In Europe, interchange is next to nothing in several sizeable countries and going to probably be next to nothing if the regulators have their way (20 basis points for debit and 30 basis points for credit). It’s unlikely that issuers, who will get hardly anything when their cards are used, will be willing to pay Apple anything like the fees it is getting from U.S. issuers. Apple will just have to be happy selling iPhones and making money some other way. It’s hard to see Apple Pay generating the same sort of excitement from European issuers.
In China, Apple Pay has a few other headwinds facing it.
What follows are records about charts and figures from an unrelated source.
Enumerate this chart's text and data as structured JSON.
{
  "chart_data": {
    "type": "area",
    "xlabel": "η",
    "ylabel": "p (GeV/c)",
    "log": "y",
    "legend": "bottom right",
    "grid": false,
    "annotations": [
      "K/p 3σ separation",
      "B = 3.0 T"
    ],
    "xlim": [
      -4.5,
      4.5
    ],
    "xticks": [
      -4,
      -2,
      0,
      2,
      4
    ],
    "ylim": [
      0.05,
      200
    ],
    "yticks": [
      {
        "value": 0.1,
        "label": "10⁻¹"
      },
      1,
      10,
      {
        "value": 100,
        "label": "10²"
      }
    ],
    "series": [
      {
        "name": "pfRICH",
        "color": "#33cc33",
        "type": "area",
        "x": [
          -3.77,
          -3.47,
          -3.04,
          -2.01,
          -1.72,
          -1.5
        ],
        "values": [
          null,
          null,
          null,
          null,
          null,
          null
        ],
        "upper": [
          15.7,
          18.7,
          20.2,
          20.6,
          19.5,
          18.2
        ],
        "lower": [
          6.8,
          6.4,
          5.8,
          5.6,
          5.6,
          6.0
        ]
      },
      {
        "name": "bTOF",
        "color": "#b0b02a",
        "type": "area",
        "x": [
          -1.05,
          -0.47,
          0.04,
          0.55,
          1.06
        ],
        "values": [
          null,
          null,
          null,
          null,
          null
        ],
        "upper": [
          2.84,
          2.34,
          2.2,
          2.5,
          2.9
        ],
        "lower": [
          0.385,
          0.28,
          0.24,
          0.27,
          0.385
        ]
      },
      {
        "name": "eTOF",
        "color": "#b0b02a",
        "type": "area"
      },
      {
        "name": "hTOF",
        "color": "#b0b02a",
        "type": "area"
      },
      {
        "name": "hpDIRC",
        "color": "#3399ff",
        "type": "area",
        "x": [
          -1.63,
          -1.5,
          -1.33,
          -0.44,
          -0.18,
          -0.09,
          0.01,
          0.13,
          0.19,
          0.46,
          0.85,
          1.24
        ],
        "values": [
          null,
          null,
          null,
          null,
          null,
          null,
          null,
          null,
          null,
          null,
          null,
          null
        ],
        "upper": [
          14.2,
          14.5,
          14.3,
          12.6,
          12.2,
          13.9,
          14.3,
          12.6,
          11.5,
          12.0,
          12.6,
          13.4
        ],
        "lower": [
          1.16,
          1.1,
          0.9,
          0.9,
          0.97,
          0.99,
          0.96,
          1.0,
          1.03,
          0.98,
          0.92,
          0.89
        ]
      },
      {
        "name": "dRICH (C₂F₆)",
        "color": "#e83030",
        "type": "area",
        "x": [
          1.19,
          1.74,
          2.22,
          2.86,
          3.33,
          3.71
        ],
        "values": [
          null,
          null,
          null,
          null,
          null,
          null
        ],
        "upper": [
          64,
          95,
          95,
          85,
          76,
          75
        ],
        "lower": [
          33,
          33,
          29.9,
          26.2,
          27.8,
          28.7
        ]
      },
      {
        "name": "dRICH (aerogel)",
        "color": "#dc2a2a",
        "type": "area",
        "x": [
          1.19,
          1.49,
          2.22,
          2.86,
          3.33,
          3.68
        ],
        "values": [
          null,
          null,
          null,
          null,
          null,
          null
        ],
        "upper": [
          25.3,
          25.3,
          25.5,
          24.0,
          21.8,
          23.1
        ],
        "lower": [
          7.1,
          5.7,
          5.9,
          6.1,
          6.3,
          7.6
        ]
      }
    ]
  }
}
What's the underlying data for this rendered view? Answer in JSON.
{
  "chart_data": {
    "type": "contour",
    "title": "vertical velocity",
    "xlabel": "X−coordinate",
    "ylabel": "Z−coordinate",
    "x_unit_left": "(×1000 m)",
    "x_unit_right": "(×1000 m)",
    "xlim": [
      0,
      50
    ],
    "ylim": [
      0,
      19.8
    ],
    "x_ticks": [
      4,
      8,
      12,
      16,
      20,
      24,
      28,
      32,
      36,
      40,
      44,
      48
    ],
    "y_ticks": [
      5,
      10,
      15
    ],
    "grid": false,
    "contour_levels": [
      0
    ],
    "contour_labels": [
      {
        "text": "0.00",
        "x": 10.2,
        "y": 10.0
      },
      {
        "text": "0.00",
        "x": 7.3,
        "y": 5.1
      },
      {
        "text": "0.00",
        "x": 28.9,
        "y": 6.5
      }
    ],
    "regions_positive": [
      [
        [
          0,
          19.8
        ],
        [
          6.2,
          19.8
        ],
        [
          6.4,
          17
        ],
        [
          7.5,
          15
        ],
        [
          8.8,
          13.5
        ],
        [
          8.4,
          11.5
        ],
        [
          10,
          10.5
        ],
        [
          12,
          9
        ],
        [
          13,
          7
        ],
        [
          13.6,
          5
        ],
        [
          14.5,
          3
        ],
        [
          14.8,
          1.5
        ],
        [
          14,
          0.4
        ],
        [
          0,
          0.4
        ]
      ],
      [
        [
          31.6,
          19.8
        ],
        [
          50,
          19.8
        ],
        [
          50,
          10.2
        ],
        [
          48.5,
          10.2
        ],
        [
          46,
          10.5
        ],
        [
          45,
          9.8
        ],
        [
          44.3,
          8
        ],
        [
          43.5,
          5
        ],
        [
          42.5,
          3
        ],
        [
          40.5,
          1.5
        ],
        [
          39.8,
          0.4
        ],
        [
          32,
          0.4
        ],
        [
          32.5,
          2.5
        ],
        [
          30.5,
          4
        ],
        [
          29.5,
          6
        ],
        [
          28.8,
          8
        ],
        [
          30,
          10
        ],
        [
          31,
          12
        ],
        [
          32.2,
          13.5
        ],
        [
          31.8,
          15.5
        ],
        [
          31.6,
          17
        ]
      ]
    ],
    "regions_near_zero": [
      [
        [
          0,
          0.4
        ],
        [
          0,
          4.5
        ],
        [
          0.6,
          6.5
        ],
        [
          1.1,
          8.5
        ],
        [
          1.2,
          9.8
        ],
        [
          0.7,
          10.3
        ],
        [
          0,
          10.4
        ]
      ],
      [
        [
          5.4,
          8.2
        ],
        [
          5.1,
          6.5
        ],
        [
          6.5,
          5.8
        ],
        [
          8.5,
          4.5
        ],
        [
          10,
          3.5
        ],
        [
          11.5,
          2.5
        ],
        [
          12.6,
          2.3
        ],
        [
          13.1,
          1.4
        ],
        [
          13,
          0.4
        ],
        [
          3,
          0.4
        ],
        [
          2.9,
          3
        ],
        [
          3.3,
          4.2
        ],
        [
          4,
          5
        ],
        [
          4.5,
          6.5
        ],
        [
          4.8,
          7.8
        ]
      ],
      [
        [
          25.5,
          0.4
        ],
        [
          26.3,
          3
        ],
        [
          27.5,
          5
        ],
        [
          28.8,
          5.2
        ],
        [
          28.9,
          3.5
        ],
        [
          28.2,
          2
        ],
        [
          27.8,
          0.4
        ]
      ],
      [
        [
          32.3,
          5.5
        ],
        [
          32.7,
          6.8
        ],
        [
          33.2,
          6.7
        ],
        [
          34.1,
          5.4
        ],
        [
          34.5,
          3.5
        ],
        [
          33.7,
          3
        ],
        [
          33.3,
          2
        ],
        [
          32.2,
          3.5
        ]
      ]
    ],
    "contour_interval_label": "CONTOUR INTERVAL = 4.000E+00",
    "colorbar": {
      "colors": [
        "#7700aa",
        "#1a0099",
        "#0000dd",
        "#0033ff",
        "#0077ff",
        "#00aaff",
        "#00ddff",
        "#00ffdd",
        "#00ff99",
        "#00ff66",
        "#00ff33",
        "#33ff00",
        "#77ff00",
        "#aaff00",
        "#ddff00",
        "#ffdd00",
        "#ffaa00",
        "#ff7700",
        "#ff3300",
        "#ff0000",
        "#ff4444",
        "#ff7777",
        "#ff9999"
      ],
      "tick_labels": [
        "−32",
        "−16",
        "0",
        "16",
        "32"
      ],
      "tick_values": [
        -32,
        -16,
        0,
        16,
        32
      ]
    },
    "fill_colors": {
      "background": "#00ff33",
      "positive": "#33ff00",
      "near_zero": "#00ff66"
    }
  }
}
One is the other 800M digital account gorilla called Alipay. Chinese consumers love Alipay and use it all of the time. Jack Ma and Co. have done a great job of giving consumers all sorts of places and reasons to use it and, as a result, Alipay is very sticky. Chinese consumers can use Alipay to shop on Alibaba, pay their bills, pay for taxis, buy movie tickets, shop in physical stores and now shop on U.S. merchant sites via ShopRunner. Apple is aligning itself in China with the banks and networks who would like to blunt Alipay’s dominance in and outside of China. With a 14 percent share of phones and low NFC terminal penetration, combined with the very recent decision on the part of the regulators to relax the use of QR codes in stores to pay, Apple has a pretty big rock to push up that payments hill.
Of course, Apple also has tens and tens of billions in its bank account that could fund all sorts of incentives to get consumers and merchants over the hump. It may come to that. In order for Apple Pay to be more than just a domestic U.S. payments scheme, Apple will have to think differently about its ignition strategy.
But that’s precisely why the mobile payments game isn’t over by a long shot. On the global stage, it’s really just getting started.